Sur ce point, la loi travail du 8 Août 2016 conduit à une évolution.

Avant la loi, la convention/accord était normalement à durée déterminée. La loi ouvrait juste la faculté de conclure des conventions/accord à durée déterminée, à condition qu'elles ne soient pas supérieures à 5 ans.

La loi prévoyait aussi que, si ces normes à durée déterminé arrivaient à leur terme, elles continuaient de produire leur effets comme une convention/accord à durée indéterminé, sauf stipulations contraire. Donc, la convention à durée déterminée devenait à durée à durée indéterminé. La convention/accord cessait d'être applicable que si elle était dénoncée. Il reste possible qu’une clause écarte ce mécanisme légal.

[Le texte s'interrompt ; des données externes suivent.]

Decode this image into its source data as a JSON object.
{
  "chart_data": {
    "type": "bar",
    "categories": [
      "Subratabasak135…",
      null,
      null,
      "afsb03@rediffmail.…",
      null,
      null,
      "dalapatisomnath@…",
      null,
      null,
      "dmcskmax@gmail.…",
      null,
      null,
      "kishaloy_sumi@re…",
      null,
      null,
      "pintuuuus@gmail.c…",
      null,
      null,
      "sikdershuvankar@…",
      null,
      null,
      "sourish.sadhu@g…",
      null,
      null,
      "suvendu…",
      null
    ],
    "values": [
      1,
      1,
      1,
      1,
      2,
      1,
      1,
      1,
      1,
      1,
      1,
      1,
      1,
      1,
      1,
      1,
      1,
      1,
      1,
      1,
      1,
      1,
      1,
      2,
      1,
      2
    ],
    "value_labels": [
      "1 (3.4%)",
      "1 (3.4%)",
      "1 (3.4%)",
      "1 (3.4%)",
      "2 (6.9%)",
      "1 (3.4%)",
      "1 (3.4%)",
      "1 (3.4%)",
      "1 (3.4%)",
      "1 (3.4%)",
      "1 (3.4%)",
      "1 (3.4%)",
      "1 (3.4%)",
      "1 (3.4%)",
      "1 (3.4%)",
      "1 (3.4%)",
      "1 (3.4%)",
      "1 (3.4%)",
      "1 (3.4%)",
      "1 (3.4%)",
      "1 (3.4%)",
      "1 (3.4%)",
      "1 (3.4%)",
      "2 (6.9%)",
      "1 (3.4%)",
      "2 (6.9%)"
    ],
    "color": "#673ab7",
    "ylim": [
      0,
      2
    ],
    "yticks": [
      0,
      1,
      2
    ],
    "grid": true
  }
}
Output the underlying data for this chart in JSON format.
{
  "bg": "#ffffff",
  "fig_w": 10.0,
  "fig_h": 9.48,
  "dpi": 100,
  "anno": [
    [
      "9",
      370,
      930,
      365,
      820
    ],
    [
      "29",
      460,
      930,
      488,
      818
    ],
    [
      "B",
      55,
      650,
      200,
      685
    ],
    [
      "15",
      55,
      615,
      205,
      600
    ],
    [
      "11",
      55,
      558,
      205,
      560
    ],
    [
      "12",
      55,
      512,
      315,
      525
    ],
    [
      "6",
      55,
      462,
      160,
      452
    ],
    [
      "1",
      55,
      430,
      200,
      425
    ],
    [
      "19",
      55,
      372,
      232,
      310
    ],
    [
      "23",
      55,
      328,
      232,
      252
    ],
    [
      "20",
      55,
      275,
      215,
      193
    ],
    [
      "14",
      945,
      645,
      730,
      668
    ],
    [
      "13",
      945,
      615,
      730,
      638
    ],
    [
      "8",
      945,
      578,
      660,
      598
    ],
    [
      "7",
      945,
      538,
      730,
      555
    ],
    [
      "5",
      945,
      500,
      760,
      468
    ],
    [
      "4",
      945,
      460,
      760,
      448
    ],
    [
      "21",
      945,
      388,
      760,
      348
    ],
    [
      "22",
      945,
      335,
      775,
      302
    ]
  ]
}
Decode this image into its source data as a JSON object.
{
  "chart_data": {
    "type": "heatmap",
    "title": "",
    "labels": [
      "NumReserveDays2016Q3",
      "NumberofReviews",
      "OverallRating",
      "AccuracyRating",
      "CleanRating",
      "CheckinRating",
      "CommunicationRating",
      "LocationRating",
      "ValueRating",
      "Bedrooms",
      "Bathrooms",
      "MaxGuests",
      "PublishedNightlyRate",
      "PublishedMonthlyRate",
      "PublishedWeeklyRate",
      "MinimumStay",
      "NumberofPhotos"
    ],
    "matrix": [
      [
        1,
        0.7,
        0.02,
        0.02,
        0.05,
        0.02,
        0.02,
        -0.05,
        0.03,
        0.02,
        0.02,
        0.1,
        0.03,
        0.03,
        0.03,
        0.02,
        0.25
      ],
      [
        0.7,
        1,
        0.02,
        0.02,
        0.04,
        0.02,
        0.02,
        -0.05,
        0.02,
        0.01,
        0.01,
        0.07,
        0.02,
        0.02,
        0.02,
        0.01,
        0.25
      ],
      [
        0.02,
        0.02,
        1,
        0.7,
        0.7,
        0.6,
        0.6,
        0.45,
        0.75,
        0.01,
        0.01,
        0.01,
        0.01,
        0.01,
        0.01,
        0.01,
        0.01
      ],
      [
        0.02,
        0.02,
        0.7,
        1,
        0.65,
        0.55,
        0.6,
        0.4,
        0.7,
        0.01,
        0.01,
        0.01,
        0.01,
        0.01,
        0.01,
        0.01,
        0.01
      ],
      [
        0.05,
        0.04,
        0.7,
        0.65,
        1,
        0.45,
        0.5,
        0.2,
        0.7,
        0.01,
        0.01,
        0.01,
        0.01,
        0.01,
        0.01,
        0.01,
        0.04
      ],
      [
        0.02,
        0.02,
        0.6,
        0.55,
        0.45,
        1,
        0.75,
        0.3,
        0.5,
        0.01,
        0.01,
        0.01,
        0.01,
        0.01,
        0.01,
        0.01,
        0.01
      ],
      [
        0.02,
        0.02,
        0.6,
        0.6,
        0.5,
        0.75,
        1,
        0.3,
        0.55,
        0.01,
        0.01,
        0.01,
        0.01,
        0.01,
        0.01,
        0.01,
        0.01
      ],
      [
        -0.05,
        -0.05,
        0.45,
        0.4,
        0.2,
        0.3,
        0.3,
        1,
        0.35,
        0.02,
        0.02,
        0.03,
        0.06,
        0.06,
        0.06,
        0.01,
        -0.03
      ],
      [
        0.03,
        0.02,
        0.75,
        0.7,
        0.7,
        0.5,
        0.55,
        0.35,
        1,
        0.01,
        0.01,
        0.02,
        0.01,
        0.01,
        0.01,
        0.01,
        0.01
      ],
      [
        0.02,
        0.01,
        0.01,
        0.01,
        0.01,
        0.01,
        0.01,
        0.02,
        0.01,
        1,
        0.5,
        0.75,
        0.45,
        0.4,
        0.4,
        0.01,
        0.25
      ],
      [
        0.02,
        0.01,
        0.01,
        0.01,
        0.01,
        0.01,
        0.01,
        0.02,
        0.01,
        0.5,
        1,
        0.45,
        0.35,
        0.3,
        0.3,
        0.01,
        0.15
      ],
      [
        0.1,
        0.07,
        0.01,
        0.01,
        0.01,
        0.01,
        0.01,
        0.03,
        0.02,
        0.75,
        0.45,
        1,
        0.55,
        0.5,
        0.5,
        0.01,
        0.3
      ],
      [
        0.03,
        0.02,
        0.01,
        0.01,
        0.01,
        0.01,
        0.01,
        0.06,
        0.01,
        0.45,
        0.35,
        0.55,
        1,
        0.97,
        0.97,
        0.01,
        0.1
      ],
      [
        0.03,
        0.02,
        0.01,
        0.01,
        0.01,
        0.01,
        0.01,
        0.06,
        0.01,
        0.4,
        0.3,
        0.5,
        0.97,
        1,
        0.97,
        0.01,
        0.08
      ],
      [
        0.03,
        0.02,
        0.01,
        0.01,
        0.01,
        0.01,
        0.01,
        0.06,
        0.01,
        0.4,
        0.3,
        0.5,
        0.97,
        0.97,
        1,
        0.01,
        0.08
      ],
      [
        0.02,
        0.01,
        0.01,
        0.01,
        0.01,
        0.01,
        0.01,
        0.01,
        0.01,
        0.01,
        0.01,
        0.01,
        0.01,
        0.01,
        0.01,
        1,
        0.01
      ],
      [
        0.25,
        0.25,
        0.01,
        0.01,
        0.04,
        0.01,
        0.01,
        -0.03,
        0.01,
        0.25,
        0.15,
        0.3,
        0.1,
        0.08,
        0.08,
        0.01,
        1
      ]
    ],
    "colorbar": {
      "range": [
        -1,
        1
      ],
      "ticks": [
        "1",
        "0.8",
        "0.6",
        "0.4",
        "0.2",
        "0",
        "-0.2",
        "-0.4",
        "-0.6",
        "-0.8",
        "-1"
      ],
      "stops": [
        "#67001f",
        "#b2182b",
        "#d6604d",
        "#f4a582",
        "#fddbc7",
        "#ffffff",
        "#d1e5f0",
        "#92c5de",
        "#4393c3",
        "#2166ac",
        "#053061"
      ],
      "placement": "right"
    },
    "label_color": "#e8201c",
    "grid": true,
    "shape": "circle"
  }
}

Depuis la loi travail du 8 Août 2016, désormais, la durée des accords collectifs est fixée normalement à 5 ans, sauf stipulations particulières prévoyant une durée déterminée différente ou bien un accord conclu pour une durée indéterminée.

Donc,

  • Une convention/accord est en principe déterminée, avec une durée de 5 ans,
  • Sauf si une clause prévoit une autre durée
  • Ou bien si elle est a durée indéterminée.

Autre nouveauté : lorsqu’un accord à durée déterminée arrive à échéance, il cesse de produire ses effets.

IV) La révision d'une convention/accord

Il arrive que les parties d'une convention/accord veulent réviser tout cela.
On parle ici de modifier la convention/accord via des avenants, qui se substitueront aux dispositions antérieures.

Jusqu'a la loi travail du 8 Août 2016, seul les syndicats représentatifs signataires d'un accord ou d’une convention collective qui y ont adhérés sont habilités à signer des avenants portant révision de cette convention ou de cet accord.

La loi travail a modifier les conditions d'engagement de la procédure de révision. En matière de révision, la loi distingue 2 périodes dans le temps.

  • La première est celle qui court jusqu'à la fin du cycle électorale au cours duquel l'accord, qui n’a pas encore été réviser, fut conclu. Si un avenant est conclu avant la fin de ce cycle, les seuls à pouvoir engager une procédure de révision sont les syndicats représentatifs signataires de l'accord initial ou ayant adhérés.
  • La deuxième celle de la révision après le cycle électorale (donc en dehors de ce cycle). Ici, seulement 1 ou plusieurs syndicats représentatifs peuvent engager la procédure. Donc, d'autres syndicats représentatifs que ceux signataires de l'accord initial peuvent. Donc, tous les syndicats représentatifs, même ceux non signataire de l’accord qui n’a pas encore été réviser.

Conclusion: Les conditions de travail au sein d'une entreprise sont en perpétuel mouvement en raison des diverses possibilités offertes aux parties présentes pour "moduler" les conventions et accords collectifs de travail.